Plombé par les craintes de récession : Le pétrole termine en forte baisse

Les cours du pétrole ont conclu la semaine de cotation en forte baisse vendredi, plombés par les craintes de récession et des indicateurs décevants aux États-Unis, dans un contexte de resserrement des taux d’intérêt par les banques centrales.

Le baril de Brent de la mer du Nord pour livraison en août a perdu 5,58% à 113,12 dollars.

Le baril de West Texas Intermediate (WTI) américain pour livraison en juillet est repassé sous la barre des 110 dollars pour la première fois en trois semaines. Il a perdu 6,82% pour terminer à 109,56 dollars.
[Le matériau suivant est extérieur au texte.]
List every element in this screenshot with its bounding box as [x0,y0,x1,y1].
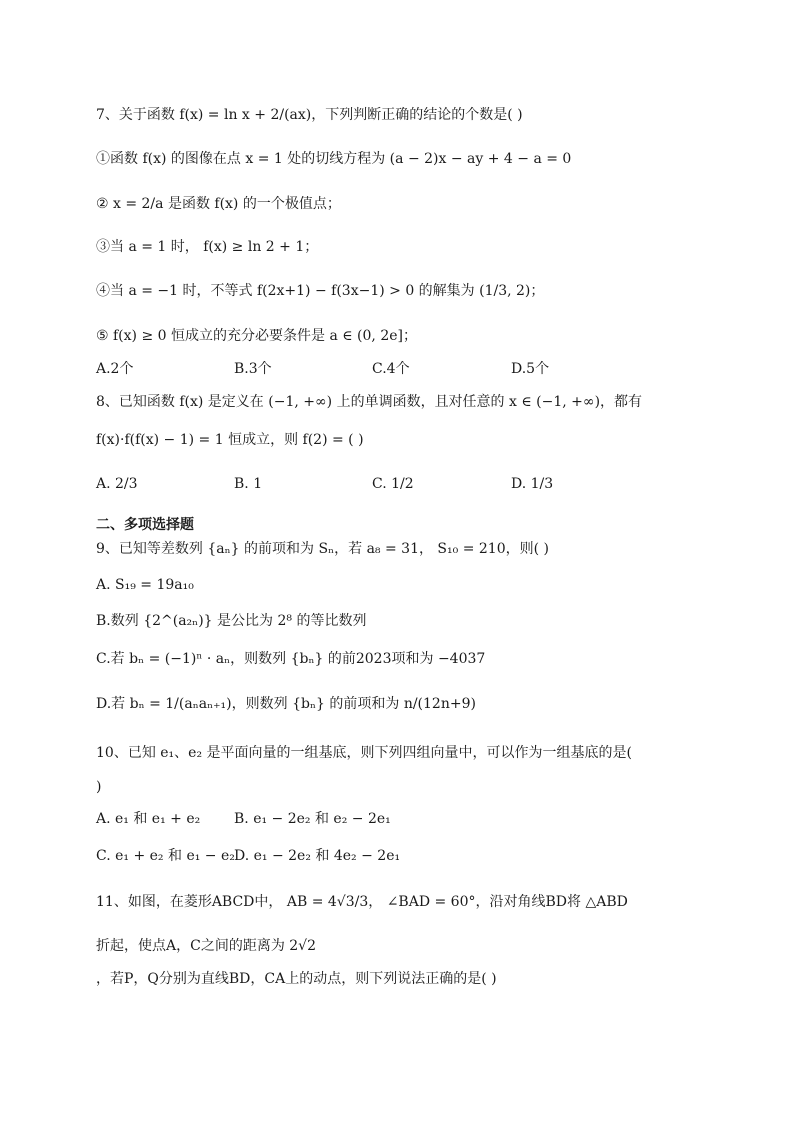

Le rythme de la production industrielle aux États-Unis a ralenti en mai, et ce, plus que prévu, selon les données publiées vendredi par la Banque centrale américaine (Fed), qui fait aussi apparaître une contraction de la production manufacturière. Les craintes d’une possible récession pesaient à nouveau sur le brut en repassant au premier plan. « Les banques centrales ont occupé le devant de la scène (…) après avoir annoncé des hausses de taux dans le cadre d’un effort continu pour freiner l’inflation galopante », rappelle Ole S. Hansen, analyste chez Saxobank. La Réserve fédérale américaine a augmenté mercredi ses taux de 0,75 point, une mesure inédite depuis 1994, pour lutter contre l’inflation américaine qui atteint des niveaux record. De quoi « compromettre la reprise économique mondiale post-Covid », et ainsi miner la demande, poursuit l’analyste. La hausse des taux directeurs plus agressive de la Fed a également entrainé une appréciation marquée du dollar, qui tire les prix du brut vers le bas en affaiblissant le pouvoir d’achat des investisseurs utilisant d’autres devises.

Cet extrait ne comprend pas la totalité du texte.